Na foto icônica, o britânico Howard Carter inspeciona o sarcófago de Tutancâmon com um egípcio ao fundo. A imagem do início do século XX ilustra dois séculos de egiptologia, segundo especialistas: o salvador ocidental que parece descobrir os tesouros sozinho; e os egípcios, ausentes na história da revelação dos segredos dos faraós.

A egiptologia, nascida nos tempos coloniais, criou “desigualdades estruturais” que ainda “ressoam hoje”, enfatiza a britânica Christina Riggs, egiptóloga da Universidade de Durham.

No momento em que o mundo celebra o bicentenário da decifração da pedra de Roseta pelo francês Jean-François Champollion e o centenário da descoberta do túmulo do menino-faraó Tutancâmon por Carter, cada vez mais vozes no Egito cobram a valorização da contribuição dos próprios egípcios nessas explorações.

Uma forma de reapropriação de sua história e a preservação do patrimônio de seu país ou a restituição de tesouros considerados “roubados” pelos ocidentais.

Os egípcios que escavaram “fizeram todo o trabalho”, mas “foram esquecidos”, lamenta Abdel Hamid Daramali, chefe de escavação em Qurna (sul), onde diz ter nascido sobre o túmulo de um escriba.
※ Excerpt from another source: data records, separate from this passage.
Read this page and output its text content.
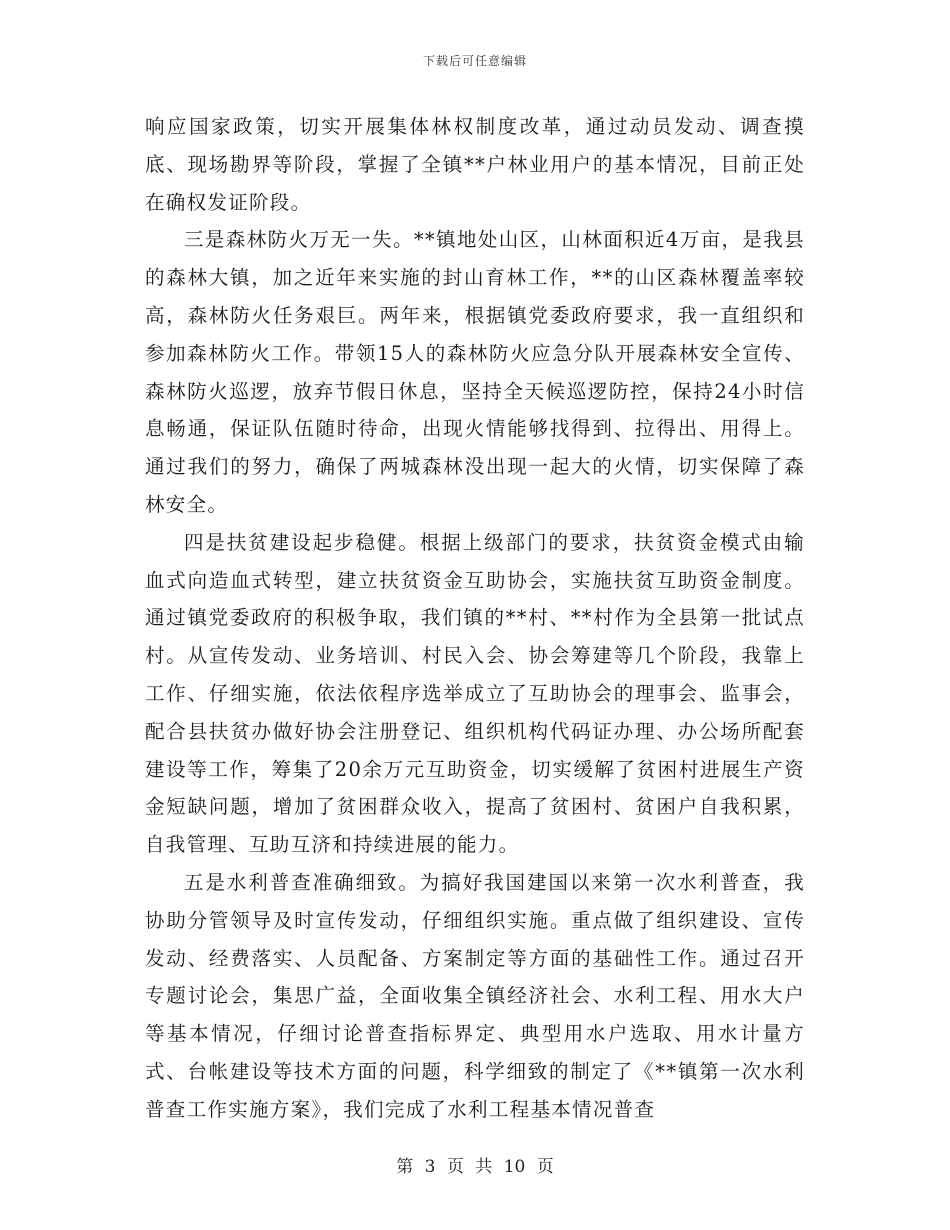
下载后可任意编辑

响应国家政策，切实开展集体林权制度改革，通过动员发动、调查摸底、现场勘界等阶段，掌握了全镇**户林业用户的基本情况，目前正处在确权发证阶段。

三是森林防火万无一失。**镇地处山区，山林面积近4万亩，是我县的森林大镇，加之近年来实施的封山育林工作，**的山区森林覆盖率较高，森林防火任务艰巨。两年来，根据镇党委政府要求，我一直组织和参加森林防火工作。带领15人的森林防火应急分队开展森林安全宣传、森林防火巡逻，放弃节假日休息，坚持全天候巡逻防控，保持24小时信息畅通，保证队伍随时待命，出现火情能够找得到、拉得出、用得上。通过我们的努力，确保了两城森林没出现一起大的火情，切实保障了森林安全。

四是扶贫建设起步稳健。根据上级部门的要求，扶贫资金模式由输血式向造血式转型，建立扶贫资金互助协会，实施扶贫互助资金制度。通过镇党委政府的积极争取，我们镇的**村、**村作为全县第一批试点村。从宣传发动、业务培训、村民入会、协会筹建等几个阶段，我靠上工作、仔细实施，依法依程序选举成立了互助协会的理事会、监事会，配合县扶贫办做好协会注册登记、组织机构代码证办理、办公场所配套建设等工作，筹集了20余万元互助资金，切实缓解了贫困村进展生产资金短缺问题，增加了贫困群众收入，提高了贫困村、贫困户自我积累，自我管理、互助互济和持续进展的能力。

五是水利普查准确细致。为搞好我国建国以来第一次水利普查，我协助分管领导及时宣传发动，仔细组织实施。重点做了组织建设、宣传发动、经费落实、人员配备、方案制定等方面的基础性工作。通过召开专题讨论会，集思广益，全面收集全镇经济社会、水利工程、用水大户等基本情况，仔细讨论普查指标界定、典型用水户选取、用水计量方式、台帐建设等技术方面的问题，科学细致的制定了《**镇第一次水利普查工作实施方案》，我们完成了水利工程基本情况普查

第 3 页 共 10 页
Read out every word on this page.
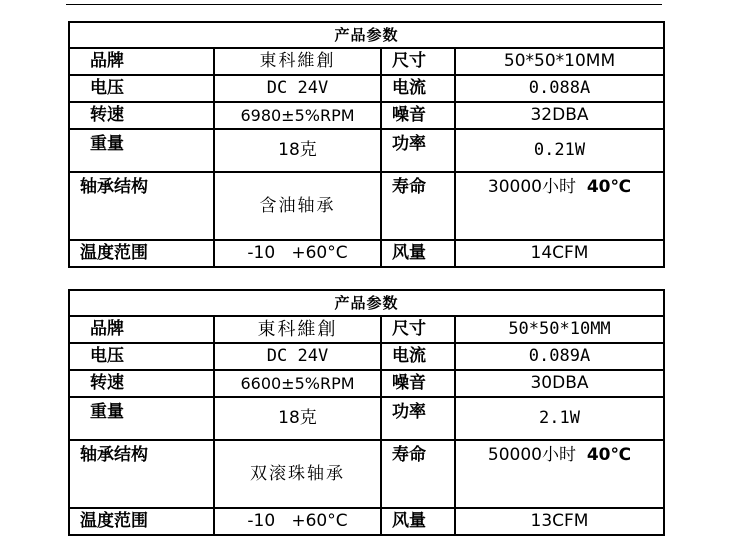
产品参数			
品牌	東科維創	尺寸	50*50*10MM
电压	DC 24V	电流	0.088A
转速	6980±5%RPM	噪音	32DBA
重量	18克	功率	0.21W
轴承结构	含油轴承	寿命	30000小时 40℃
温度范围	-10   +60°C	风量	14CFM
产品参数			
品牌	東科維創	尺寸	50*50*10MM
电压	DC 24V	电流	0.089A
转速	6600±5%RPM	噪音	30DBA
重量	18克	功率	2.1W
轴承结构	双滚珠轴承	寿命	50000小时 40℃
温度范围	-10   +60°C	风量	13CFM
“É como se ninguém tivesse tentado entender o Egito antigo antes” de Champollion em 1822, acrescenta a pesquisadora Heba Abdel Gawad, especialista em herança egípcia.

– “Anônimos” –

Na famosa foto, “o egípcio sem nome poderia ser Hussein Abu Awad ou Hussein Ahmed Said”, especula Riggs. Esses dois homens foram, junto com Ahmed Gerigar e Gad Hassan, os pilares da equipe de Carter por quase uma década, mas nenhum especialista hoje pode nomear os rostos nas fotos.

“Os egípcios permaneceram nas sombras, anônimos e transparentes na história de sua história”, resume a historiadora.

No entanto, um nome se destaca: Abdel Rasul.

Hussein Abdel Rasul, o primeiro que, quando criança, foi quem descobriu involuntariamente o famoso túmulo em 4 de novembro de 1922 na margem oeste do Nilo, na necrópole de Tebas (hoje Luxor) em Qurna.

As versões variam entre que ele tropeçou nele, que foi seu burro ou que ele deixou cair uma jarra de água que expôs uma pedra.

A mitologia local também diz que seus ancestrais Ahmed e Mohammed descobriram em 1871 as 50 múmias de Deir el-Bahari, incluindo a de Ramsés II.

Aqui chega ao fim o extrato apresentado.